Colsec 02 - The Caves of Klydor by Douglas Hill

Colsec 02 - The Caves of Klydor by Douglas Hill

Author:Douglas Hill [Hill, Douglas]
Language: eng
Format: epub
Tags: Sci Fi
Publisher: Argo Books
Published: 1984-01-09T00:00:00+00:00


9 The Rescue

They did not have far to go. The Crushers, with their prisoner, had moved only a short distance beyond the edge of that tangled area of ravines which, as the Streeters had found, was riddled with interconnecting caves and tunnels. The blue-uniformed men had stopped in a broad, shallow basin, thick with dense patches of the dry brush that grew in the badlands. But some of the brush had been destroyed, over a wide area, so that only charred black stumps remained. And in the centre of the burnt area lay the huge, gleaming shape of the Crushers’ spacecraft.

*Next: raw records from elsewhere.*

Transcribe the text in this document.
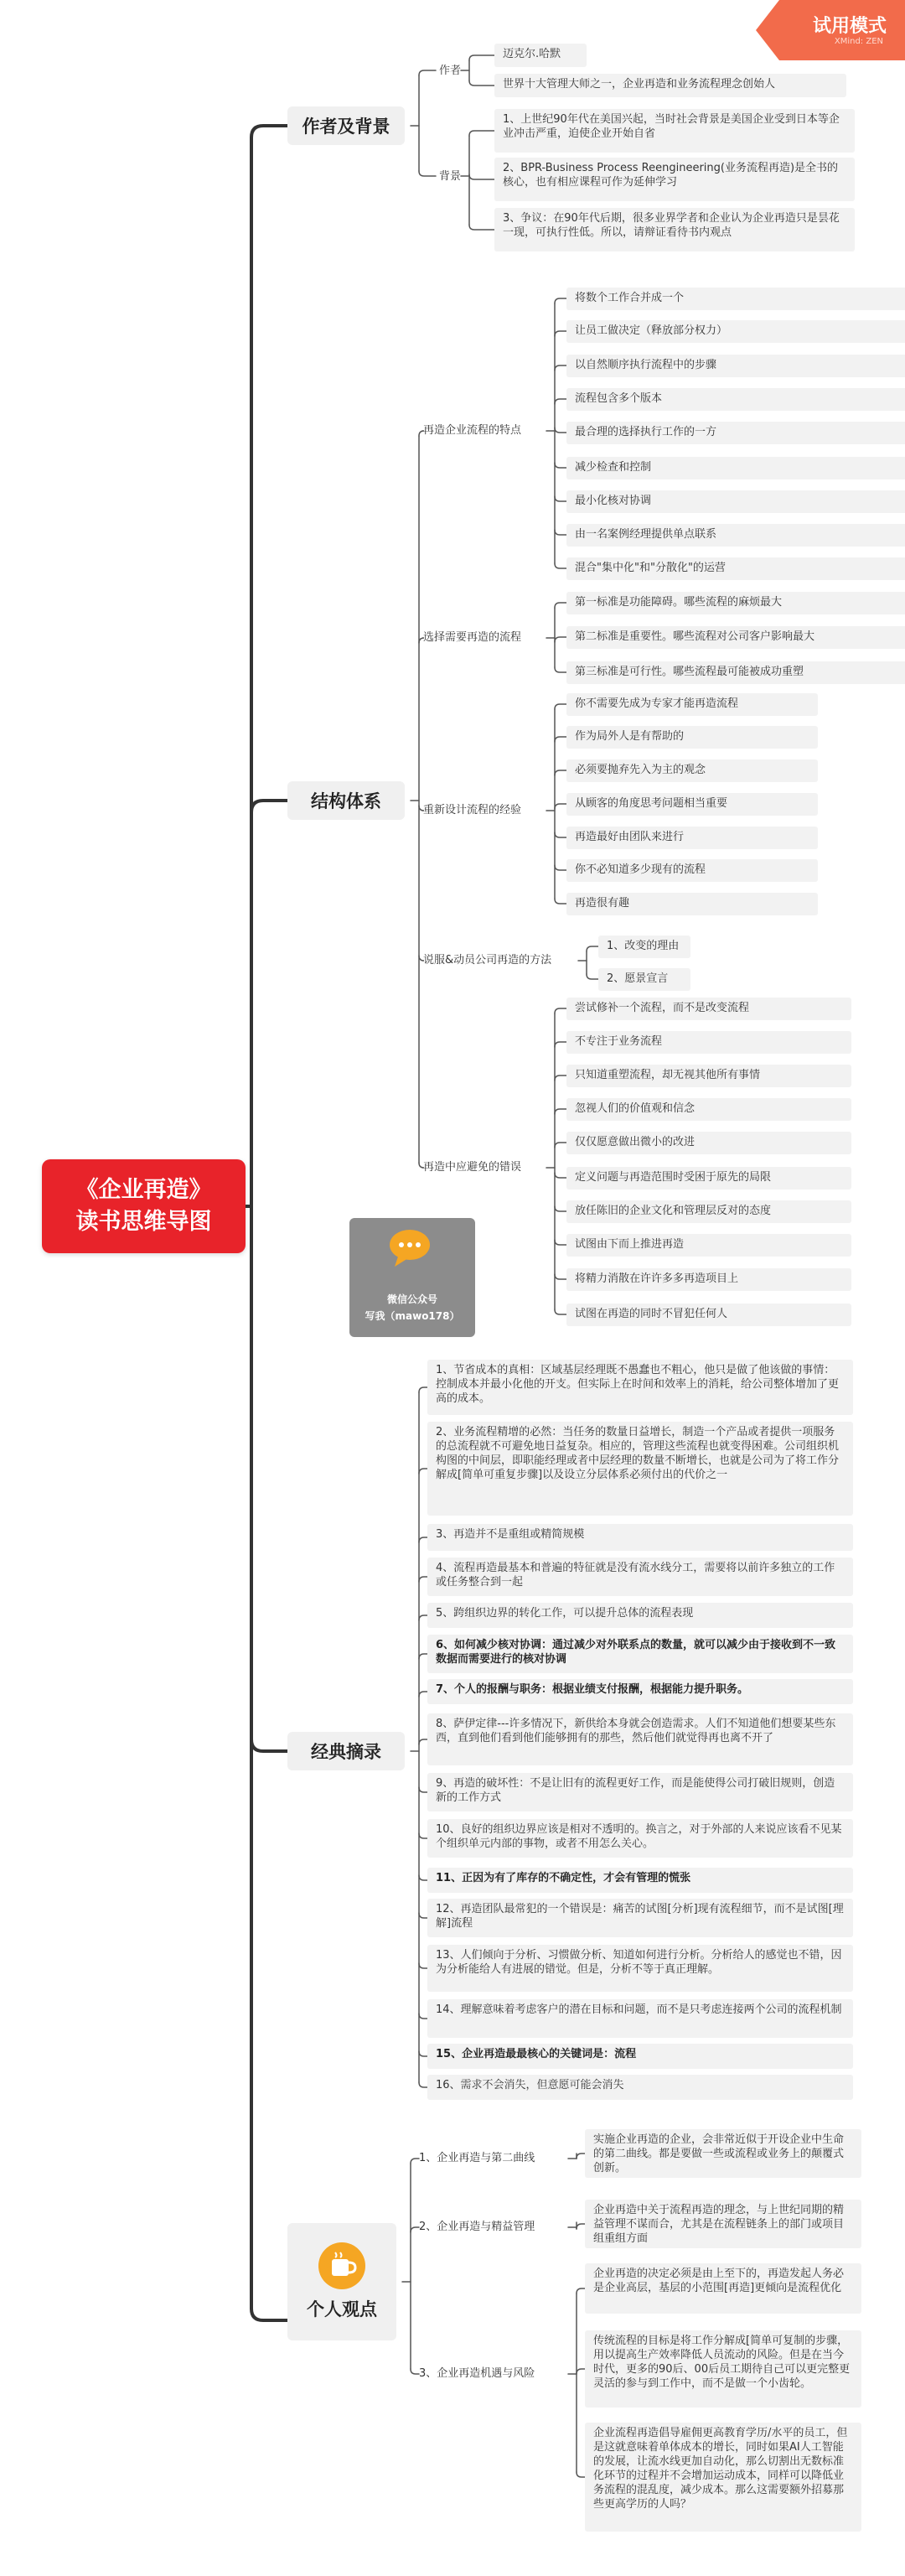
试用模式
XMind: ZEN
《企业再造》
读书思维导图
微信公众号
写我（mawo178）
作者及背景
结构体系
经典摘录
个人观点
作者
迈克尔.哈默
世界十大管理大师之一，企业再造和业务流程理念创始人
背景
1、上世纪90年代在美国兴起，当时社会背景是美国企业受到日本等企业冲击严重，迫使企业开始自省
2、BPR-Business Process Reengineering(业务流程再造)是全书的核心，也有相应课程可作为延伸学习
3、争议：在90年代后期，很多业界学者和企业认为企业再造只是昙花一现，可执行性低。所以，请辩证看待书内观点
再造企业流程的特点
将数个工作合并成一个
让员工做决定（释放部分权力）
以自然顺序执行流程中的步骤
流程包含多个版本
最合理的选择执行工作的一方
减少检查和控制
最小化核对协调
由一名案例经理提供单点联系
混合"集中化"和"分散化"的运营
选择需要再造的流程
第一标准是功能障碍。哪些流程的麻烦最大
第二标准是重要性。哪些流程对公司客户影响最大
第三标准是可行性。哪些流程最可能被成功重塑
重新设计流程的经验
你不需要先成为专家才能再造流程
作为局外人是有帮助的
必须要抛弃先入为主的观念
从顾客的角度思考问题相当重要
再造最好由团队来进行
你不必知道多少现有的流程
再造很有趣
说服&动员公司再造的方法
1、改变的理由
2、愿景宣言
再造中应避免的错误
尝试修补一个流程，而不是改变流程
不专注于业务流程
只知道重塑流程，却无视其他所有事情
忽视人们的价值观和信念
仅仅愿意做出微小的改进
定义问题与再造范围时受困于原先的局限
放任陈旧的企业文化和管理层反对的态度
试图由下而上推进再造
将精力消散在许许多多再造项目上
试图在再造的同时不冒犯任何人
1、节省成本的真相：区域基层经理既不愚蠢也不粗心，他只是做了他该做的事情：控制成本并最小化他的开支。但实际上在时间和效率上的消耗，给公司整体增加了更高的成本。
2、业务流程精增的必然：当任务的数量日益增长，制造一个产品或者提供一项服务的总流程就不可避免地日益复杂。相应的，管理这些流程也就变得困难。公司组织机构图的中间层，即职能经理或者中层经理的数量不断增长，也就是公司为了将工作分解成[简单可重复步骤]以及设立分层体系必须付出的代价之一
3、再造并不是重组或精简规模
4、流程再造最基本和普遍的特征就是没有流水线分工，需要将以前许多独立的工作或任务整合到一起
5、跨组织边界的转化工作，可以提升总体的流程表现
6、如何减少核对协调：通过减少对外联系点的数量，就可以减少由于接收到不一致数据而需要进行的核对协调
7、个人的报酬与职务：根据业绩支付报酬，根据能力提升职务。
8、萨伊定律---许多情况下，新供给本身就会创造需求。人们不知道他们想要某些东西，直到他们看到他们能够拥有的那些，然后他们就觉得再也离不开了
9、再造的破坏性：不是让旧有的流程更好工作，而是能使得公司打破旧规则，创造新的工作方式
10、良好的组织边界应该是相对不透明的。换言之，对于外部的人来说应该看不见某个组织单元内部的事物，或者不用怎么关心。
11、正因为有了库存的不确定性，才会有管理的慌张
12、再造团队最常犯的一个错误是：痛苦的试图[分析]现有流程细节，而不是试图[理解]流程
13、人们倾向于分析、习惯做分析、知道如何进行分析。分析给人的感觉也不错，因为分析能给人有进展的错觉。但是，分析不等于真正理解。
14、理解意味着考虑客户的潜在目标和问题，而不是只考虑连接两个公司的流程机制
15、企业再造最最核心的关键词是：流程
16、需求不会消失，但意愿可能会消失
1、企业再造与第二曲线
实施企业再造的企业，会非常近似于开设企业中生命的第二曲线。都是要做一些或流程或业务上的颠覆式创新。
2、企业再造与精益管理
企业再造中关于流程再造的理念，与上世纪同期的精益管理不谋而合，尤其是在流程链条上的部门或项目组重组方面
3、企业再造机遇与风险
企业再造的决定必须是由上至下的，再造发起人务必是企业高层，基层的小范围[再造]更倾向是流程优化
传统流程的目标是将工作分解成[简单可复制的步骤，用以提高生产效率降低人员流动的风险。但是在当今时代，更多的90后、00后员工期待自己可以更完整更灵活的参与到工作中，而不是做一个小齿轮。
企业流程再造倡导雇佣更高教育学历/水平的员工，但是这就意味着单体成本的增长，同时如果AI人工智能的发展，让流水线更加自动化，那么切割出无数标准化环节的过程并不会增加运动成本，同样可以降低业务流程的混乱度，减少成本。那么这需要额外招募那些更高学历的人吗？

It was roughly the shape of a flattened hemisphere, and more than four times larger than the spaceship that had brought the teenagers to Klydor. The shiny hull was decorated with a huge “CD”, the insignia of the Civil Defenders. And on one side of the hull, a large opening, the airlock, stood open. Near the airlock Captain Warreck and one of the Crushers lounged, stolidly eating from containers of food concentrate. Now and then there were glimpses of blue uniforms through the airlock, where the other men—or some of them—were moving around inside the ship.

Cord lay on the crest of a low cliff, overlooking the basin where the ship rested. More of the brush screened him, and the sun-gun was steady in his hands as he gazed down at the enemy—and at Bren Lathan, lying on his side near where Warreck was sitting.

Lathan appeared to be breathing, but his eyes were still closed, and he did not move. Cord wondered if the man had been hit too hard. The wound on the back of his head seemed to have stopped bleeding, but he could have a fractured skull, Cord knew, or some other internal damage.

But whatever shape Lathan was in, Cord reminded himself, it made no difference. The battle would still have to begin. The easiest thing would have been to use the sun-gun on the Crushers—but that was impossible while some of them were in the ship. So Cord and the others had worked out a plan of sorts. Samella and the Streeters were waiting, not too far away, in safety, and it was up to Cord to get things started.

I could be dead in the next few minutes, Cord thought. But the idea had no effect on him. He felt calm, emotionless. The only signs of the flow of adrenalin within him was in the clenching of his jaw and the brightness in his eyes.

Carefully, seeking to make no sound among the grey-green foliage, he eased himself forward, closer to the edge of the cliff, as if to find a clearer view.

And with that motion, and the shift of his weight, the cliff edge collapsed beneath him.

The flimsy overhang at the edge would not have been visible from where Cord lay. Countless years of erosion had carved away the cliff, leaving only a thin layer of soil—barely held together by the roots of the brush—jutting out from the top.